On Friday (April 19), the U.S. Internal Revenue Service (IRS) released the first tax form draft dedicated to digital asset transactions, known as 1099-DA. This form is intended for use in the 2025 tax filing system and aims to report gains on digital assets traded by brokers. Experts warn that the new draft allows for the extensive collection of identities of Bitcoin traders, as well as additional data on crypto wallet address transfers.
According to the newly proposed 1099-DA draft, brokers must use the 1099-DA form to report the gains processed on digital assets to taxpayers and the IRS. In some cases, the basis of the digital assets processed must also be reported.
Source: IRS
Currently, the IRS is seeking public comments on this draft form, indicating that it is a preliminary version and may still change based on the final outcomes of the tax rules proposed by the authorities in 2023.
CoinDesk reports that this tax form has raised widespread concerns and privacy issues within the industry. Some cryptocurrency companies are nervous about how the IRS will identify digital asset brokers who need to comply with new tax regulations, as the IRS is considering including wallet service providers, decentralized platforms, and payment processors in the definition of a broker.
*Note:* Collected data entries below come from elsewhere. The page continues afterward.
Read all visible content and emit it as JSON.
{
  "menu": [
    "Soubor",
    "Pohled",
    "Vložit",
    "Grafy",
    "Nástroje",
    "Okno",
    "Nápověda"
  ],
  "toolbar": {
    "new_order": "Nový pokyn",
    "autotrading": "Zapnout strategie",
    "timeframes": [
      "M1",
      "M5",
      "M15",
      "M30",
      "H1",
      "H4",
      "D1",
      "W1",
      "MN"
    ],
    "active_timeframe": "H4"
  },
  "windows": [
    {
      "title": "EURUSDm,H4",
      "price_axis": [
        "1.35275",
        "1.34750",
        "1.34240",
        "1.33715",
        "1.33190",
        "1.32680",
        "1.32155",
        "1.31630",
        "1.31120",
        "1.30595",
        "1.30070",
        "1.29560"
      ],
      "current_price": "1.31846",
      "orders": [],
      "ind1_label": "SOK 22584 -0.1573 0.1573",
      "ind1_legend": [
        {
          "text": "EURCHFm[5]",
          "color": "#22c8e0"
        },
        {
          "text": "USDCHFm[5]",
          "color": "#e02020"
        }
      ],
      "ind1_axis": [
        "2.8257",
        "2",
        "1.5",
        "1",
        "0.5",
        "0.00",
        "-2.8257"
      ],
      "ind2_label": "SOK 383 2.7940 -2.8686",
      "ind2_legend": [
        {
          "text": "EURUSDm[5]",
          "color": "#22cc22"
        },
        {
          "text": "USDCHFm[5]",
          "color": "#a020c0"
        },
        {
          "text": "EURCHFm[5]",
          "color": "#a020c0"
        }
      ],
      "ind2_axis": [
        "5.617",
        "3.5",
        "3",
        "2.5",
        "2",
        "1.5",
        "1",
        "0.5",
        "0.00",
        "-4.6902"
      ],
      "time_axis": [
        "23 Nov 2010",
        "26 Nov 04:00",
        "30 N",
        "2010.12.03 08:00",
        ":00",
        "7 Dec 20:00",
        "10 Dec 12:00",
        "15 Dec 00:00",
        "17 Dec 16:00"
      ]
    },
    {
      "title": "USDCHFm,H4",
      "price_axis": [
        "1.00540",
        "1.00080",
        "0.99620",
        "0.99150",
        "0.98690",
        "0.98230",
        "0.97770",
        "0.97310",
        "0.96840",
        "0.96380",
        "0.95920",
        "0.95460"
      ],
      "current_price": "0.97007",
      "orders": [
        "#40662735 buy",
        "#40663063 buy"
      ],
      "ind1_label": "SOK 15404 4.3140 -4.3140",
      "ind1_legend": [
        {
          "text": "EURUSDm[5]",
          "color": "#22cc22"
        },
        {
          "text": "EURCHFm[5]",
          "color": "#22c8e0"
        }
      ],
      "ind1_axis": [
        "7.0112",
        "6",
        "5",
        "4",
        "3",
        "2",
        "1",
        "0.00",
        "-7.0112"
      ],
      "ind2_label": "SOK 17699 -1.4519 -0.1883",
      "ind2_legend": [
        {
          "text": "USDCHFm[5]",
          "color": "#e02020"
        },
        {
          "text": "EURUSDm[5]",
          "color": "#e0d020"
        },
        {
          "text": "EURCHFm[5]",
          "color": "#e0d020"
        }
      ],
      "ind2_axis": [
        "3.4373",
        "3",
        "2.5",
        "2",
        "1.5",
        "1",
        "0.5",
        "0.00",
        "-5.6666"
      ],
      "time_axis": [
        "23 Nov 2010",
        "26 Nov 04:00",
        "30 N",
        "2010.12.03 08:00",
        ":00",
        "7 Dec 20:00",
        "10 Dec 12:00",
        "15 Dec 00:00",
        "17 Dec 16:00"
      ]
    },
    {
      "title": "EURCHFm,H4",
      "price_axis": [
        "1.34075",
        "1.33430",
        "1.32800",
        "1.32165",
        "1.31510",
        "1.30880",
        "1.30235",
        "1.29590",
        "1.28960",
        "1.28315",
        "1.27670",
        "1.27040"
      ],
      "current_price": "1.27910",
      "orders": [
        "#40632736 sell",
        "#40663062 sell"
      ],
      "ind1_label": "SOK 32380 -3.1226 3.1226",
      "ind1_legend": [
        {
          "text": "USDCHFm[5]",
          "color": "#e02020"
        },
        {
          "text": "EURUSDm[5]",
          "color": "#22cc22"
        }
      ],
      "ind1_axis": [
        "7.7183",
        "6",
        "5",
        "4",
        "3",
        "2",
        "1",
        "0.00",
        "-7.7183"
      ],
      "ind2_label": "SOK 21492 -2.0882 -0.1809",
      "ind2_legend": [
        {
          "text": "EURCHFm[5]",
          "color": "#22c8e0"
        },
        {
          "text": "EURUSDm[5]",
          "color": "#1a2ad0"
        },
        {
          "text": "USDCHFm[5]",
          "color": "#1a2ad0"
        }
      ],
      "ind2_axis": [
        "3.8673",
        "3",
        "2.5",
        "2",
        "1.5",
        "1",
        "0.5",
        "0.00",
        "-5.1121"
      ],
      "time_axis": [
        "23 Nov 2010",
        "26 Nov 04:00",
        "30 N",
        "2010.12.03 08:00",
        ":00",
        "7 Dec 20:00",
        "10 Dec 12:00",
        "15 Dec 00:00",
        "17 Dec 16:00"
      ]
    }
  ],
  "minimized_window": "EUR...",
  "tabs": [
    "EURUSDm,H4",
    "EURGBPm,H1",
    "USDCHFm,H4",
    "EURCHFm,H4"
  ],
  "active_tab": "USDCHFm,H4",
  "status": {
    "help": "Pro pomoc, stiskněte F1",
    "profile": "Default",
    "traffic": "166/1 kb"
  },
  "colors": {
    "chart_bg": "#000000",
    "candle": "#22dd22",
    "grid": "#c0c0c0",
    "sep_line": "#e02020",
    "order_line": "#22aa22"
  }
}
This means that the new draft could threaten the development of the decentralized finance (DeFi) market.
The form requires brokers to specify their type, including operators of self-service terminals, digital asset payment processors, custodial/non-custodial wallet providers, or other digital asset taxpayers.
Market experts believe that this digital asset tax form draft is likely to raise significant privacy and security concerns.
Over the weekend, Shehan Chandrasekera, Tax Strategy Director at cryptocurrency tax firm Cointracker, wrote on Twitter: "I think that cryptocurrency will no longer be pseudo-anonymous or privacy-protected, at least in the United States."
He explained that the 1099-DA form is the first tax form specifically designed to collect, on a large scale, the identities and detailed transaction data of digital asset traders from brokers.
"Starting January 1, 2025, brokers, including CeFi exchanges, certain DeFi exchanges, and wallets, will need to generate this form for every sale transaction and submit the information to the IRS," he continued.
He further noted that in addition to trying to capture basic information about crypto assets, such as purchase and sale dates, gains, etc., the 1099-DA form also collects some surprisingly additional data, including the transaction ID (TxID), wallet addresses of sales/transfers, and the number of digital assets sold/transferred. Especially, the collection of wallet address data might lead to significant privacy and security issues.
He also warned that, despite previous backlash from the DeFi industry, the new 1099-DA draft form still intends to include non-custodial wallets within the definition of a broker, meaning that "in the future, you may need to provide KYC information before creating a non-custodial wallet and while interacting with platforms through it."
"This could greatly change the way users interact with cryptocurrency platforms."
"This will change the DeFi market as we know it today."